Note that the sliding member according to the present invention is not limited to being used as swash plate 3 of compressor 1. The sliding member according to the present invention may be used as a sliding member that is not used in a swash plate compressor, such as a half bearing or a bushing. The materials, compositions, film thicknesses, and the like of the coating layers in the test examples are merely examples.

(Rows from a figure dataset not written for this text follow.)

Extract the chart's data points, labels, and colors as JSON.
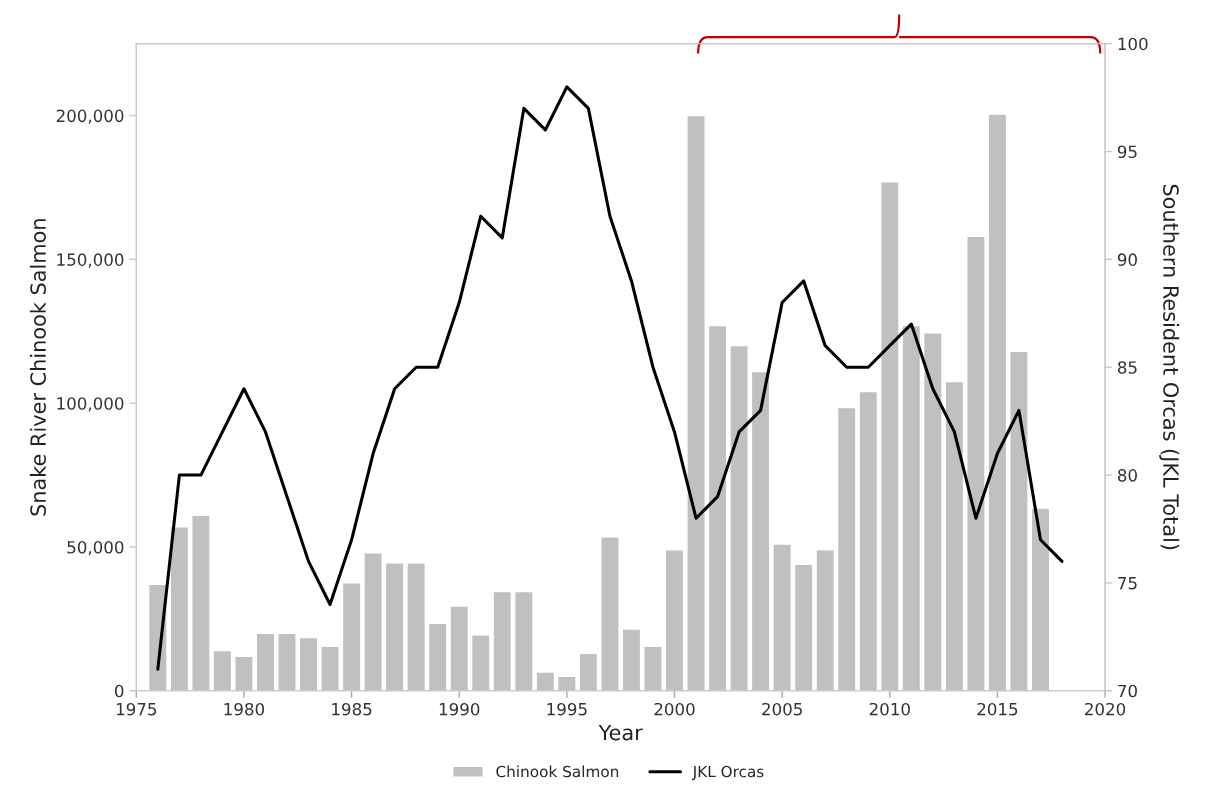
{
  "chart_data": {
    "type": "bar",
    "xlabel": "Year",
    "ylabel": "Snake River Chinook Salmon",
    "y2label": "Southern Resident Orcas (JKL Total)",
    "series": [
      {
        "name": "Chinook Salmon",
        "color": "#c0c0c0",
        "x": [
          "1976",
          "1977",
          "1978",
          "1979",
          "1980",
          "1981",
          "1982",
          "1983",
          "1984",
          "1985",
          "1986",
          "1987",
          "1988",
          "1989",
          "1990",
          "1991",
          "1992",
          "1993",
          "1994",
          "1995",
          "1996",
          "1997",
          "1998",
          "1999",
          "2000",
          "2001",
          "2002",
          "2003",
          "2004",
          "2005",
          "2006",
          "2007",
          "2008",
          "2009",
          "2010",
          "2011",
          "2012",
          "2013",
          "2014",
          "2015",
          "2016",
          "2017"
        ],
        "values": [
          37000,
          57000,
          61000,
          14000,
          12000,
          20000,
          20000,
          18500,
          15500,
          37500,
          48000,
          44500,
          44500,
          23500,
          29500,
          19500,
          34500,
          34500,
          6500,
          5000,
          13000,
          53500,
          21500,
          15500,
          49000,
          200000,
          127000,
          120000,
          111000,
          51000,
          44000,
          49000,
          98500,
          104000,
          177000,
          127000,
          124500,
          107500,
          158000,
          200500,
          118000,
          63500
        ]
      },
      {
        "name": "JKL Orcas",
        "type": "line",
        "axis": "y2",
        "color": "#000000",
        "x": [
          "1976",
          "1977",
          "1978",
          "1979",
          "1980",
          "1981",
          "1982",
          "1983",
          "1984",
          "1985",
          "1986",
          "1987",
          "1988",
          "1989",
          "1990",
          "1991",
          "1992",
          "1993",
          "1994",
          "1995",
          "1996",
          "1997",
          "1998",
          "1999",
          "2000",
          "2001",
          "2002",
          "2003",
          "2004",
          "2005",
          "2006",
          "2007",
          "2008",
          "2009",
          "2010",
          "2011",
          "2012",
          "2013",
          "2014",
          "2015",
          "2016",
          "2017",
          "2018"
        ],
        "values": [
          71,
          80,
          80,
          82,
          84,
          82,
          79,
          76,
          74,
          77,
          81,
          84,
          85,
          85,
          88,
          92,
          91,
          97,
          96,
          98,
          97,
          92,
          89,
          85,
          82,
          78,
          79,
          82,
          83,
          88,
          89,
          86,
          85,
          85,
          86,
          87,
          84,
          82,
          78,
          81,
          83,
          77,
          76
        ]
      }
    ],
    "xlim": [
      "1975",
      "2020"
    ],
    "xticks": [
      "1975",
      "1980",
      "1985",
      "1990",
      "1995",
      "2000",
      "2005",
      "2010",
      "2015",
      "2020"
    ],
    "ylim": [
      0,
      225000
    ],
    "yticks": [
      {
        "value": 0,
        "label": "0"
      },
      {
        "value": 50000,
        "label": "50,000"
      },
      {
        "value": 100000,
        "label": "100,000"
      },
      {
        "value": 150000,
        "label": "150,000"
      },
      {
        "value": 200000,
        "label": "200,000"
      }
    ],
    "y2lim": [
      70,
      100
    ],
    "y2ticks": [
      70,
      75,
      80,
      85,
      90,
      95,
      100
    ],
    "grid": false,
    "legend": "bottom",
    "line_style": "solid",
    "marker": "none"
  }
}
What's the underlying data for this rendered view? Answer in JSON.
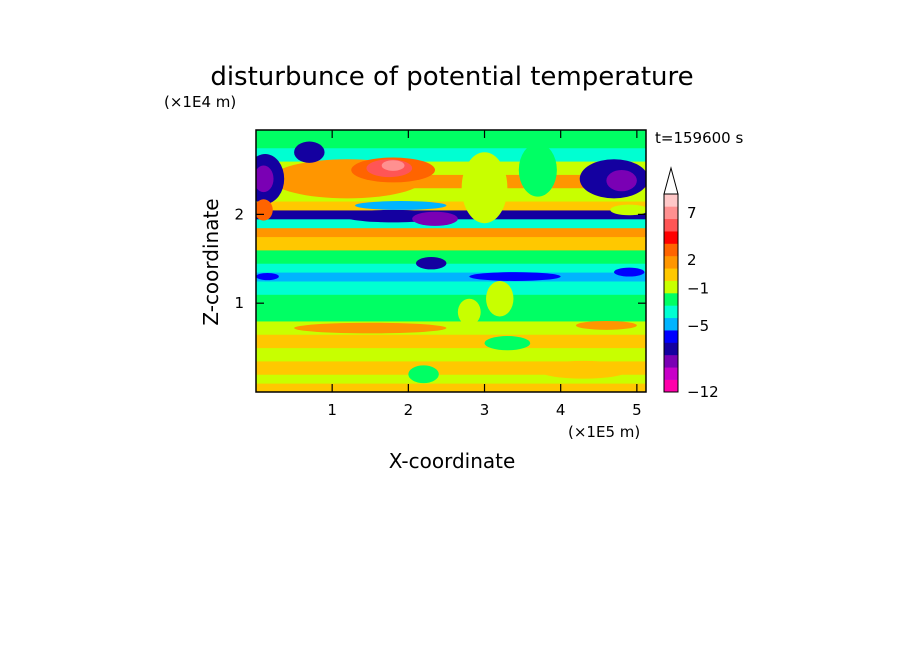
{
  "chart_data": {
    "type": "heatmap",
    "title": "disturbunce of potential temperature",
    "xlabel": "X-coordinate",
    "ylabel": "Z-coordinate",
    "x_unit": "(×1E5 m)",
    "y_unit": "(×1E4 m)",
    "time_label": "t=159600 s",
    "xlim": [
      0,
      5.12
    ],
    "ylim": [
      0,
      2.95
    ],
    "x_ticks": [
      "1",
      "2",
      "3",
      "4",
      "5"
    ],
    "y_ticks": [
      "1",
      "2"
    ],
    "x_tick_values": [
      1,
      2,
      3,
      4,
      5
    ],
    "y_tick_values": [
      1,
      2
    ],
    "colorbar": {
      "labels": [
        "7",
        "2",
        "−1",
        "−5",
        "−12"
      ],
      "label_values": [
        7,
        2,
        -1,
        -5,
        -12
      ],
      "colors": [
        "#ff00aa",
        "#c800c8",
        "#7a00b4",
        "#1400a0",
        "#0000ff",
        "#00b4ff",
        "#00ffd2",
        "#00ff64",
        "#c8ff00",
        "#ffc800",
        "#ff9600",
        "#ff6400",
        "#ff0000",
        "#ff5555",
        "#ff9090",
        "#ffc8c8"
      ],
      "extend_max": true
    },
    "bands": [
      {
        "z0": 0.0,
        "z1": 0.1,
        "level": 9
      },
      {
        "z0": 0.1,
        "z1": 0.2,
        "level": 8
      },
      {
        "z0": 0.2,
        "z1": 0.35,
        "level": 9
      },
      {
        "z0": 0.35,
        "z1": 0.5,
        "level": 8
      },
      {
        "z0": 0.5,
        "z1": 0.65,
        "level": 9
      },
      {
        "z0": 0.65,
        "z1": 0.8,
        "level": 8
      },
      {
        "z0": 0.8,
        "z1": 0.95,
        "level": 7
      },
      {
        "z0": 0.95,
        "z1": 1.1,
        "level": 7
      },
      {
        "z0": 1.1,
        "z1": 1.25,
        "level": 6
      },
      {
        "z0": 1.25,
        "z1": 1.35,
        "level": 5
      },
      {
        "z0": 1.35,
        "z1": 1.45,
        "level": 6
      },
      {
        "z0": 1.45,
        "z1": 1.6,
        "level": 7
      },
      {
        "z0": 1.6,
        "z1": 1.75,
        "level": 9
      },
      {
        "z0": 1.75,
        "z1": 1.85,
        "level": 10
      },
      {
        "z0": 1.85,
        "z1": 1.95,
        "level": 6
      },
      {
        "z0": 1.95,
        "z1": 2.05,
        "level": 3
      },
      {
        "z0": 2.05,
        "z1": 2.15,
        "level": 9
      },
      {
        "z0": 2.15,
        "z1": 2.3,
        "level": 8
      },
      {
        "z0": 2.3,
        "z1": 2.45,
        "level": 10
      },
      {
        "z0": 2.45,
        "z1": 2.6,
        "level": 8
      },
      {
        "z0": 2.6,
        "z1": 2.75,
        "level": 6
      },
      {
        "z0": 2.75,
        "z1": 2.95,
        "level": 7
      }
    ],
    "features": [
      {
        "x": 1.2,
        "z": 2.4,
        "rx": 1.0,
        "rz": 0.22,
        "level": 10
      },
      {
        "x": 1.8,
        "z": 2.5,
        "rx": 0.55,
        "rz": 0.14,
        "level": 11
      },
      {
        "x": 1.75,
        "z": 2.52,
        "rx": 0.3,
        "rz": 0.1,
        "level": 13
      },
      {
        "x": 1.8,
        "z": 2.55,
        "rx": 0.15,
        "rz": 0.06,
        "level": 14
      },
      {
        "x": 0.12,
        "z": 2.4,
        "rx": 0.25,
        "rz": 0.28,
        "level": 3
      },
      {
        "x": 0.1,
        "z": 2.4,
        "rx": 0.13,
        "rz": 0.15,
        "level": 2
      },
      {
        "x": 0.7,
        "z": 2.7,
        "rx": 0.2,
        "rz": 0.12,
        "level": 3
      },
      {
        "x": 4.7,
        "z": 2.4,
        "rx": 0.45,
        "rz": 0.22,
        "level": 3
      },
      {
        "x": 4.8,
        "z": 2.38,
        "rx": 0.2,
        "rz": 0.12,
        "level": 2
      },
      {
        "x": 1.8,
        "z": 1.98,
        "rx": 0.65,
        "rz": 0.07,
        "level": 3
      },
      {
        "x": 2.35,
        "z": 1.95,
        "rx": 0.3,
        "rz": 0.08,
        "level": 2
      },
      {
        "x": 2.3,
        "z": 1.45,
        "rx": 0.2,
        "rz": 0.07,
        "level": 3
      },
      {
        "x": 1.9,
        "z": 2.1,
        "rx": 0.6,
        "rz": 0.05,
        "level": 5
      },
      {
        "x": 0.1,
        "z": 2.05,
        "rx": 0.12,
        "rz": 0.12,
        "level": 11
      },
      {
        "x": 4.9,
        "z": 2.05,
        "rx": 0.25,
        "rz": 0.06,
        "level": 8
      },
      {
        "x": 3.7,
        "z": 2.5,
        "rx": 0.25,
        "rz": 0.3,
        "level": 7
      },
      {
        "x": 3.0,
        "z": 2.3,
        "rx": 0.3,
        "rz": 0.4,
        "level": 8
      },
      {
        "x": 3.2,
        "z": 1.05,
        "rx": 0.18,
        "rz": 0.2,
        "level": 8
      },
      {
        "x": 2.8,
        "z": 0.9,
        "rx": 0.15,
        "rz": 0.15,
        "level": 8
      },
      {
        "x": 3.3,
        "z": 0.55,
        "rx": 0.3,
        "rz": 0.08,
        "level": 7
      },
      {
        "x": 2.2,
        "z": 0.2,
        "rx": 0.2,
        "rz": 0.1,
        "level": 7
      },
      {
        "x": 4.3,
        "z": 0.25,
        "rx": 0.6,
        "rz": 0.1,
        "level": 9
      },
      {
        "x": 4.6,
        "z": 0.75,
        "rx": 0.4,
        "rz": 0.05,
        "level": 10
      },
      {
        "x": 1.5,
        "z": 0.72,
        "rx": 1.0,
        "rz": 0.06,
        "level": 10
      },
      {
        "x": 3.4,
        "z": 1.3,
        "rx": 0.6,
        "rz": 0.05,
        "level": 4
      },
      {
        "x": 4.9,
        "z": 1.35,
        "rx": 0.2,
        "rz": 0.05,
        "level": 4
      },
      {
        "x": 0.15,
        "z": 1.3,
        "rx": 0.15,
        "rz": 0.04,
        "level": 4
      }
    ]
  }
}
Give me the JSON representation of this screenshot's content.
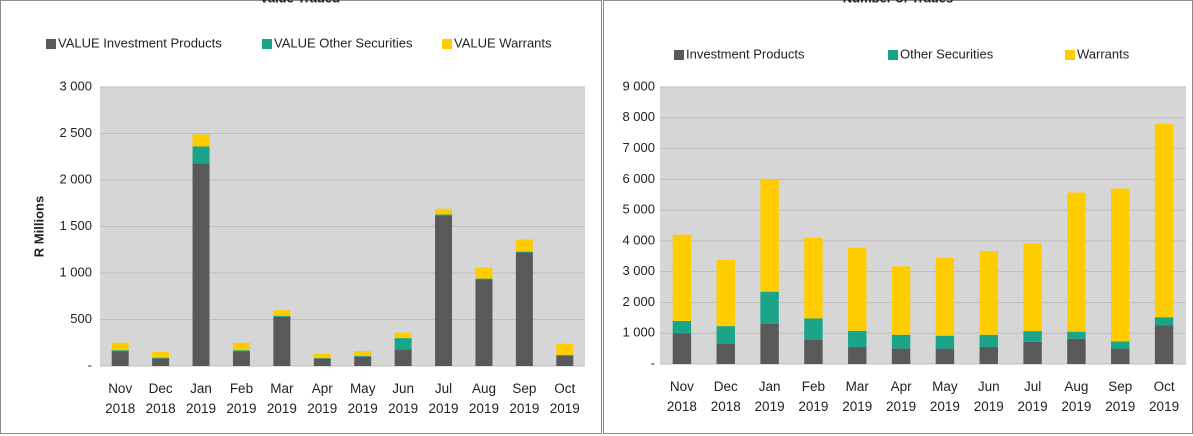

The present example is not limited thereto.

Claims

1. A sliding member comprising: a base material; anda coating layer formed on the base material, having a thickness of 10 μm or more,wherein the coating layer includes: a binder resin; anda solid lubricant that is dispersed in the binder resin and has a c-axis orientation, anda relative c-axis intensity ratio of the solid lubricant in the coating layer is 80% or more.

2. The sliding member according to claim 1, wherein the binder resin includes at least one of polyamide imide, polyamide, and polyimide.

3. The sliding member according to claim 1, wherein the solid lubricant includes at least one of MoS2, graphite, WS2, and h-BN.

4. A swash plate compressor in which the sliding member according to claim 1 is used as a swash plate.